守在大門兩邊的也是護衛,他們身上的製服和領著洛賓前行的護衛身上的製服是一樣。
那兩人朝洛賓點頭行禮,然後步調統一地轉過身,一同拉開一扇門。
門縫才剛被拉開,就聽到一陣如同爆豆般的射擊聲。那領路的護衛止步於此,朝洛賓做出請進的手勢。
洛賓有點緊張起來,他整理一下衣角,調整一下領口,邁步進入裡面,隨後門被慢慢關上。
除了連續不斷的射擊聲外,出現在洛賓面前的是一處沿面鋪開的草地,左邊擺放著一些桌椅,右邊有一處花圃。正前方是一塊空地,有一個白衣男子站立在那裡,在他兩旁擺著兩挺M249機槍。

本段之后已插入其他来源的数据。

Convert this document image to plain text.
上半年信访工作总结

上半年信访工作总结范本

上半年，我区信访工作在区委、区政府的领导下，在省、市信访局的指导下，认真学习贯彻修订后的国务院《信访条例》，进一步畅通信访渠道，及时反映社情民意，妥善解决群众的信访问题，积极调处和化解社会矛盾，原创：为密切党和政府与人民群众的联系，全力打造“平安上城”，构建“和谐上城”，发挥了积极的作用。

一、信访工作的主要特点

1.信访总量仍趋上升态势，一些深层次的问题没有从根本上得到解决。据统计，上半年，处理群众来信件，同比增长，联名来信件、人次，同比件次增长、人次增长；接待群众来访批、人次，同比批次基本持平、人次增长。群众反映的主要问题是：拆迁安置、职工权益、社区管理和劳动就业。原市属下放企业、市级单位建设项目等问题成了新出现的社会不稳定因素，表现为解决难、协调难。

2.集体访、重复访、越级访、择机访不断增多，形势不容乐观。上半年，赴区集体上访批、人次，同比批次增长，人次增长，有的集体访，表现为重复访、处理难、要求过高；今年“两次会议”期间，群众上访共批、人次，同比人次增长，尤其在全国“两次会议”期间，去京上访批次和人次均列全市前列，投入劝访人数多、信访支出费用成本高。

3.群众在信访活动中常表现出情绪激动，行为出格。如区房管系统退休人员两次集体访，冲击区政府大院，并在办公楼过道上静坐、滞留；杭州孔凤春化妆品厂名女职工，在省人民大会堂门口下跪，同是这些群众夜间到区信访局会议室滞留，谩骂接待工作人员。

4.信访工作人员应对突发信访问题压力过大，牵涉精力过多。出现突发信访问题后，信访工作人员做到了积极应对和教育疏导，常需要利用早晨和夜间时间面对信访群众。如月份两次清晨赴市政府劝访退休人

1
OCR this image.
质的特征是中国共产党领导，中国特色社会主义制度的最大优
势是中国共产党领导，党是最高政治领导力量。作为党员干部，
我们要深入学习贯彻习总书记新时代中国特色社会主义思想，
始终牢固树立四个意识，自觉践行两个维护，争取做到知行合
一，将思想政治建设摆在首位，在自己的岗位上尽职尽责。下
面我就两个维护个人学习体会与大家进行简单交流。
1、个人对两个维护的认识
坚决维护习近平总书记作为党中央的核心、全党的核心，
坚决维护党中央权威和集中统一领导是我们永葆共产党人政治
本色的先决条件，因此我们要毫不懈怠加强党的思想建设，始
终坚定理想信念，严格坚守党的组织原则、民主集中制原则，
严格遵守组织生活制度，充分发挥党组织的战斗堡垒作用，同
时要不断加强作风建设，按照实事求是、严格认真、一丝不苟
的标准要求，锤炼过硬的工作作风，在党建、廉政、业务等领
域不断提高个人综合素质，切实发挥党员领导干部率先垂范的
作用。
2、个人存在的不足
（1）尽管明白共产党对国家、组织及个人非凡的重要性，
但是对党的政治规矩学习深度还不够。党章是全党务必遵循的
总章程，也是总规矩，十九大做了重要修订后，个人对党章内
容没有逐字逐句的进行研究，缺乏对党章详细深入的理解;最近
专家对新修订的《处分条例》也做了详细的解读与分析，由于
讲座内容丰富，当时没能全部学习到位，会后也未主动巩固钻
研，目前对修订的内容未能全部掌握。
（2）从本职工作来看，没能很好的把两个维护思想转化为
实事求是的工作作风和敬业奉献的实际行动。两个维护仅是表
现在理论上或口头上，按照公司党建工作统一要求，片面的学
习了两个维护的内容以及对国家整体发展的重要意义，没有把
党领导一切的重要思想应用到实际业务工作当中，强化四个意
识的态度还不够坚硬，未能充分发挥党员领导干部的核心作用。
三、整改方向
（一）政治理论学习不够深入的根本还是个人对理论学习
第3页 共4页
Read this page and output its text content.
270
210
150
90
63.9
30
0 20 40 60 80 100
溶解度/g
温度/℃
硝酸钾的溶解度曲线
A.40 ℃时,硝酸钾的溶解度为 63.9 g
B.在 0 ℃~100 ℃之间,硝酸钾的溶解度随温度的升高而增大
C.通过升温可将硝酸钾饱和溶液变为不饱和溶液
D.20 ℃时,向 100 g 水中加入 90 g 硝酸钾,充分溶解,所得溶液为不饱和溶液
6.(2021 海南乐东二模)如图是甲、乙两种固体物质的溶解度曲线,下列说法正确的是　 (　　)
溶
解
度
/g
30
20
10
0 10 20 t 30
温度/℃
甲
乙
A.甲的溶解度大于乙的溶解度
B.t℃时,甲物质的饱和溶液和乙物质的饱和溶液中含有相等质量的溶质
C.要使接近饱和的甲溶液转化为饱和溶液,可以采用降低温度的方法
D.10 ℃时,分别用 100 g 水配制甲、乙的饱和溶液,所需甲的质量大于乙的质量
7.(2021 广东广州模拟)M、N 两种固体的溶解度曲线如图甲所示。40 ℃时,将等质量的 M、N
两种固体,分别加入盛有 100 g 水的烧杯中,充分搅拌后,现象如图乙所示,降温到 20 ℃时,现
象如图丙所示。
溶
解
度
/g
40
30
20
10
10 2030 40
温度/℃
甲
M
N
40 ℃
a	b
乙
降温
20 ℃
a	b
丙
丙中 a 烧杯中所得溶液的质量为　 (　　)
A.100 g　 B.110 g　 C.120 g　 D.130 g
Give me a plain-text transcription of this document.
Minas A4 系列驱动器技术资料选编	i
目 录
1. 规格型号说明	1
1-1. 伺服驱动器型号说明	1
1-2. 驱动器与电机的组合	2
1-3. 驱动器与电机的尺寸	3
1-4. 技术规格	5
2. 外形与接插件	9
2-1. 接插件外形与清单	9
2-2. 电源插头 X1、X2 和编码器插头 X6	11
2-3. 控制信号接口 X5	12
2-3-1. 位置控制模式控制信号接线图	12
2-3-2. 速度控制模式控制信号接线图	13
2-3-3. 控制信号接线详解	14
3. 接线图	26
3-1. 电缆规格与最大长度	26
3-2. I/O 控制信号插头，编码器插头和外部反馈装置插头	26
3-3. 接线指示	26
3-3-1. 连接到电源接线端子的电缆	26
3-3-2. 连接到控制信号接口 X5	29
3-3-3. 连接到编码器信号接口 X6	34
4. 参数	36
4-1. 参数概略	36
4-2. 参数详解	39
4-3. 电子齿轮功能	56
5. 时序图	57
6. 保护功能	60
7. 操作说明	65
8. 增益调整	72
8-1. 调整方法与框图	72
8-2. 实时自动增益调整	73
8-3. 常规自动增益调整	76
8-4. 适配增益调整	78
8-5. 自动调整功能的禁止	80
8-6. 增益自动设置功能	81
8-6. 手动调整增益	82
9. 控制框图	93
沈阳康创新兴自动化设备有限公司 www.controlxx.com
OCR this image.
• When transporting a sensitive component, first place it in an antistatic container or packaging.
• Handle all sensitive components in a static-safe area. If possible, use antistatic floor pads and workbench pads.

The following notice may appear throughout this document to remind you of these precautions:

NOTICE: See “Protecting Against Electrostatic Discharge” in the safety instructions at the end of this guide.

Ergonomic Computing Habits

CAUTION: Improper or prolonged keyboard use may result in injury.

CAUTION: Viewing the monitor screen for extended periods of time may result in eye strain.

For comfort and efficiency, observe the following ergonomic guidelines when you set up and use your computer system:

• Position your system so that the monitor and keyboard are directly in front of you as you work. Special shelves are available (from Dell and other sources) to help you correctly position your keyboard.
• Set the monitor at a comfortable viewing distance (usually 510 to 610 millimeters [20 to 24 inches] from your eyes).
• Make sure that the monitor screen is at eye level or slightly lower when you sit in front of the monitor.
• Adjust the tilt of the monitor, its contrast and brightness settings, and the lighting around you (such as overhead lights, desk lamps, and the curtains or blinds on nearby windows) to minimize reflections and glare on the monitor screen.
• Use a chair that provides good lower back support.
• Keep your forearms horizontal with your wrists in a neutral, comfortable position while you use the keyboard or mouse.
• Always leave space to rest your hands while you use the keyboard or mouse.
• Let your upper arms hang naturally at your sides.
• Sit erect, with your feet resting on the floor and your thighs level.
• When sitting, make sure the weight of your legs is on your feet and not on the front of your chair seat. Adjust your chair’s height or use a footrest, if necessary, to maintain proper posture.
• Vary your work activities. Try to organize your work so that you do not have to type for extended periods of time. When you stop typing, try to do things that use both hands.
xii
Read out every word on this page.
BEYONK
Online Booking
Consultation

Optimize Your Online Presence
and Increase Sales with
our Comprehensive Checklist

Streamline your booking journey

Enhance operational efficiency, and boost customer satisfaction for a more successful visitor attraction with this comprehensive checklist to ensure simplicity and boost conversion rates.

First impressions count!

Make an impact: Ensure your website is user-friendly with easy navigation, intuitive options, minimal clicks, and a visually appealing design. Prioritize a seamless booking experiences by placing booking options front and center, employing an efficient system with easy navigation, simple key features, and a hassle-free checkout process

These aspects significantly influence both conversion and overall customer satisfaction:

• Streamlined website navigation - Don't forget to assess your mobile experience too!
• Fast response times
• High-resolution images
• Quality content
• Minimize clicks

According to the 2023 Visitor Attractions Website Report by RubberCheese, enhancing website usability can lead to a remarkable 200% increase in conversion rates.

這兩挺機槍冒著火舌,一顆顆空彈夾從旁邊蹦出,很快就鋪滿一地。兩挺機槍都往前方一點射擊,射出的子彈,形成一道火力網。在機槍這一點站立的,正是那位白衣男子。
按照如此火力,尋常人恐怕早就被打得千瘡百孔,可以當篩子了。但那白衣男子還站著,兩把劍被他舞得飛快,居然形成一道劍盾,將所有射擊來的子彈,或是劈開,或是擋開,居然沒有一顆能擊中他。
“洛賓,你來了!”那白衣男子不斷轉動身姿,變化揮劍方向,似乎要將每一顆射出的子彈全部打下來,如此頻繁的動作,卻也不妨礙他說話。
“是的,隊長!”洛賓雙手收緊於褲腰,雙腳並攏,腳後跟一磕作響後,朝那白衣男子鞠躬,臉上的表情相當恭敬。
“一百九十八,一百九十九!”當那白衣男子報出來兩個數字之後,槍聲停了,那兩挺機槍槍口冒著煙,無法射出一顆子彈。
這時,等候在旁邊的侍從托著盤子上來,那銀製的方形托盤上面擺放著一條白色毛巾還有一杯水。
那白衣男子拿起毛巾擦去臉上的汗水,喝了一口水,就放了回去。至於他手中的兩把長劍,早就被一旁的侍從接走了。
那兩挺M249機槍被人架走了,地上散落的子彈也被人收拾乾淨了。